My father died yesterday in the early morning. I sat with him for about five hours the previous day while he slept, sedated, and my mother, 84, slept in a chair, her head on a folded-up towel. I took her home in the evening, and my sister sat with him for a while. Then he slipped away, probably still unconscious, in the middle of the night, with no one there. I brought my mother back, and we sat for another few hours with him, and then we said good-bye. I wrote some things in my notebook while we sat there, including this small poem. I offer it as a little valedictory, in an emotional time.
My Father's Rope
My father packed a rope into every suitcase
when he went out to all the wooden towns
after the war, offering his wares.
Each suitcase was cardboard,
like all the other suitcases
of the men offering America's wares
after the war, the necessary war.
"All those hotels were made of wood,"
he told me once, cunning and fear
I'd come to know in him at war
in his face. "The Allegheny, the old Fairfax
in Wheeling, the Dexter, pride of Fremont, Ohio.

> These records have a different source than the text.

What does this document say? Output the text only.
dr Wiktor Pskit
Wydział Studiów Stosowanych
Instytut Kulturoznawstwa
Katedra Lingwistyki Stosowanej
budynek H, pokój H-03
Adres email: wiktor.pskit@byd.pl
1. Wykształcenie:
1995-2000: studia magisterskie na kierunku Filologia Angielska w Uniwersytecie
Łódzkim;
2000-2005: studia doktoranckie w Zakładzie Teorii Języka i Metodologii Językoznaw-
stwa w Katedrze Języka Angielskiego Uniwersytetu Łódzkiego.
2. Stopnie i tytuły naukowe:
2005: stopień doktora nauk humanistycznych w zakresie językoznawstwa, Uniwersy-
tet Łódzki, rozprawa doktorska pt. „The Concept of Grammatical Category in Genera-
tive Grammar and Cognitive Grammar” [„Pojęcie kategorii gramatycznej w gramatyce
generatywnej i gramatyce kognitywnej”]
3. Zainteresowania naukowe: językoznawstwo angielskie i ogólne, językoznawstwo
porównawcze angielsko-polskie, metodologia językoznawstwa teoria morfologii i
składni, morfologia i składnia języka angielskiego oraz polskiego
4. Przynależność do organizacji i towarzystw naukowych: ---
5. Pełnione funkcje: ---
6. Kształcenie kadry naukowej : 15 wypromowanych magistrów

I'd call ahead; sometimes I had to call
more than a month ahead, to book a room
that wasn't higher than the second floor.
Fire took 'em all--yeah, each single one
burned down. I'd been to war, I wasn't going to fry
on a fourth-floor ledge. I packed my rope."
Standard-issue clothesline, doubled back,
and tied at three-foot intervals with a knot
they taught him in the Navy, in the war.